From this perspective, Breaugh's study can be seen as a historical genealogy of global radical politics or, in his words, of "the politics of the many".
Anna Brinkman:With such powerful, respected, and well-argued foundations, it is difficult to contest Breaugh's conclusions that true freedom for the plebs will only be born of conflict (not necessarily violent) with the established political order and that this conflict is driven by the memory of past plebeian experiences.
Miguel Abensour, University of Paris VII-Denis-Diderot:Breaugh describes the insurrection of the oppressed on the stage of the world and history. They are the voice of the excluded that we should never forget. He even reconstructs the philosophical genesis of a 'plebeian principle' that disrupts the presuppositions of inherited thought and traditional political philosophy. From this first book, which audaciously poses the all too often ignored question of the plebs, we can rightly judge that it is very promising.

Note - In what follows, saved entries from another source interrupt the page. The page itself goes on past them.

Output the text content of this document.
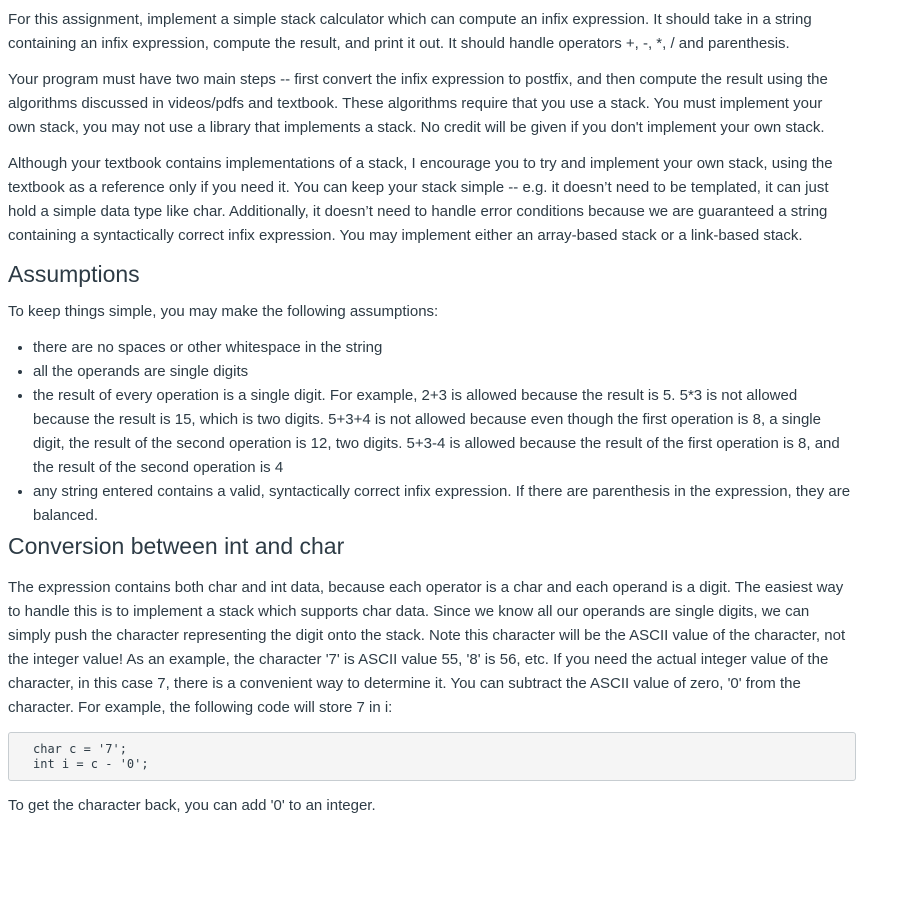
For this assignment, implement a simple stack calculator which can compute an infix expression. It should take in a string containing an infix expression, compute the result, and print it out. It should handle operators +, -, *, / and parenthesis.

Your program must have two main steps -- first convert the infix expression to postfix, and then compute the result using the algorithms discussed in videos/pdfs and textbook. These algorithms require that you use a stack. You must implement your own stack, you may not use a library that implements a stack. No credit will be given if you don't implement your own stack.

Although your textbook contains implementations of a stack, I encourage you to try and implement your own stack, using the textbook as a reference only if you need it. You can keep your stack simple -- e.g. it doesn’t need to be templated, it can just hold a simple data type like char. Additionally, it doesn’t need to handle error conditions because we are guaranteed a string containing a syntactically correct infix expression. You may implement either an array-based stack or a link-based stack.

Assumptions

To keep things simple, you may make the following assumptions:

• there are no spaces or other whitespace in the string
• all the operands are single digits
• the result of every operation is a single digit. For example, 2+3 is allowed because the result is 5. 5*3 is not allowed because the result is 15, which is two digits. 5+3+4 is not allowed because even though the first operation is 8, a single digit, the result of the second operation is 12, two digits. 5+3-4 is allowed because the result of the first operation is 8, and the result of the second operation is 4
• any string entered contains a valid, syntactically correct infix expression. If there are parenthesis in the expression, they are balanced.
Conversion between int and char

The expression contains both char and int data, because each operator is a char and each operand is a digit. The easiest way to handle this is to implement a stack which supports char data. Since we know all our operands are single digits, we can simply push the character representing the digit onto the stack. Note this character will be the ASCII value of the character, not the integer value! As an example, the character '7' is ASCII value 55, '8' is 56, etc. If you need the actual integer value of the character, in this case 7, there is a convenient way to determine it. You can subtract the ASCII value of zero, '0' from the character. For example, the following code will store 7 in i:

char c = '7';
int i = c - '0';

To get the character back, you can add '0' to an integer.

Bruno Dias:One of the most interesting features of the book is precisely the way that the author sets out to analyze the plebeian principle in what he calls 'a discontinuous history of political freedom,' in which, for Breaugh, as for Badiou or Rancière, politics is necessarily rare.
Stéphane Legrand, Le Monde:The plebeian insurrection is nothing other than the people's assuming of responsibility, through political action, for their own humanity.
Ed Andrew, University of Toronto:The Plebeian Experience is a rich, discontinuous history of plebeian uprisings from the founding of republican Rome to the present. Martin Breaugh writes vividly of these holidays of the oppressed in ancient Rome, Renaissance Italy, and modern Europe as seen through the eyes of Livy, Machiavelli, Montesquieu, Marx, Thompson, Soboul, and Abensour. Those who follow the Occupy or the Aboriginal Idle No More Movements will obtain fresh insight and exhilaration from Breaugh's highly readable account of these spontaneous struggles for dignity.